All this led to the impression of a market that was rigged from behind the scenes. It really put a damper on things.
• Don't underestimate world events. People forget that in 1987, just like today, everyone was worried about tensions in the Middle East. Iran had hit a U.S.-flagged tanker on Oct. 16 with missiles, sending oil prices higher and creating concerns about war. Just five months earlier, Saddam Hussein had launched a missile at the USS Stark, killing 37 sailors. That's right: Iraq.
• Take what "experts" say with a grain of salt. The '87 market didn't suddenly turn south on Monday, Oct. 19. It topped nearly two months earlier and had fallen 500 points, or 18%, before the opening bell on Oct. 19.
A "bear market" usually is declared after the averages drop 20%. In other words, that fall's "correction" was verging on a bear market before the carnage of Black Monday.
Granted, much of the damage came in the three sessions before Black Monday. But analysts and money managers were relatively upbeat throughout.
After the Dow sold off 7% (to 2545) in late August and early September, portfolio managers were telling Investor's Daily (as we were known back then) that the market was "holding up" well and should "find a bottom" around 2500. One of the shrewdest analysts of his day saw the Dow at 3000 sometime in January 1988.

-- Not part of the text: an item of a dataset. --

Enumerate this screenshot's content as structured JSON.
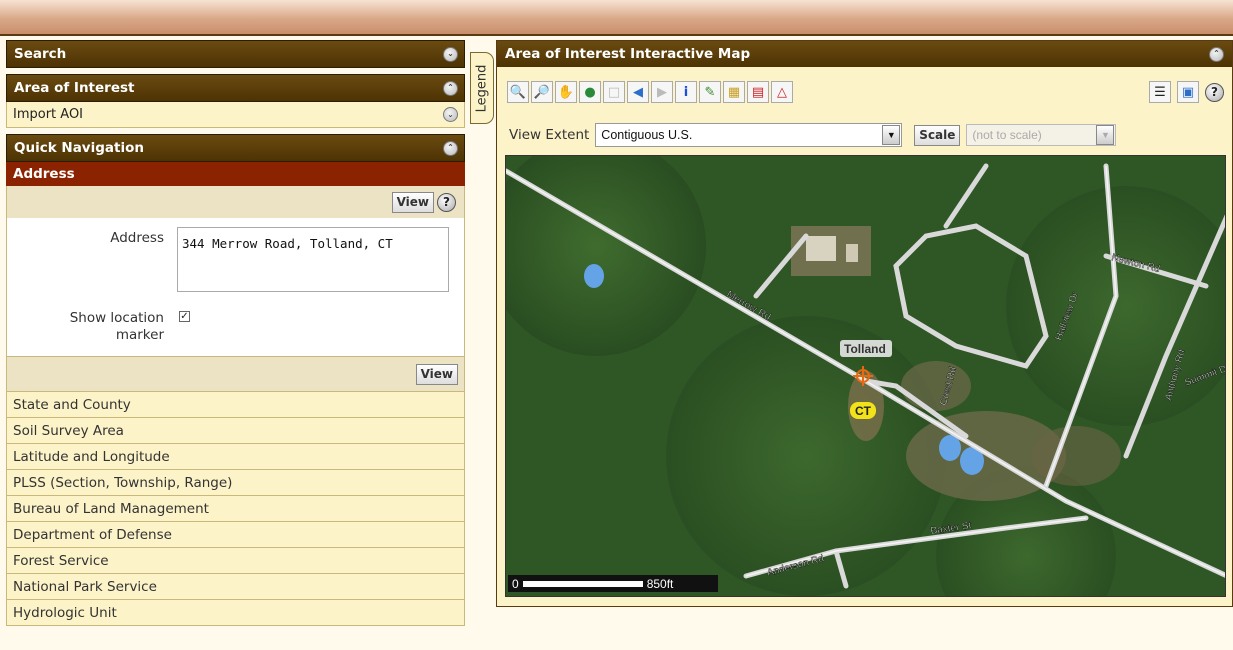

Wall Street was still shrugging as late as Oct. 6, after the Dow fell a record 92 points and the market was heading into its climactic two-week slide.
"A very normal pullback and profit-taking in a bull market" is how one analyst described the action. "The market is not in need of a resuscitator."
"I don't think we're in for a bear market yet," a top-performing money manager told us on Oct. 15, after the Dow sank another 58, "I still think we are correcting a bull market."
Even on Friday, Oct. 16, after the Dow lost 108 points, or 4.8%, on record volume, a senior market specialist with the nation's biggest brokerage thought "the bull market that began in '82 probably has more to go."
Then came Black Monday.
• Stay focused on the market itself. Anyone who was watching the major averages day-in and day-out, and who knew the difference between healthy and unhealthy market action, should not have been surprised when the bottom fell out.
As the chart above shows, no fewer than 11 of the 37 sessions between the market top of Aug. 25 and Oct. 19 were "distribution days" — with the Dow closing lower on an increase in trading.
That's more than enough to signal a market in trouble.
If that alarm bell wasn't a loud enough, acknowledgment of the Dow's first violation of its 200-day moving average since the bull market began in 1982 would still have gotten you out in time.
Yes, we know: All this is easier said than done. Besides, that was then, and this is now.
It's probably worth noting, though, that there's a new Fed chief in town now, that high oil and a weak dollar have rekindled inflation fears, that the Middle East remains as violent and volatile as ever and that Congress is swinging dangerously back toward protectionism.
Just a thought on this 20th anniversary.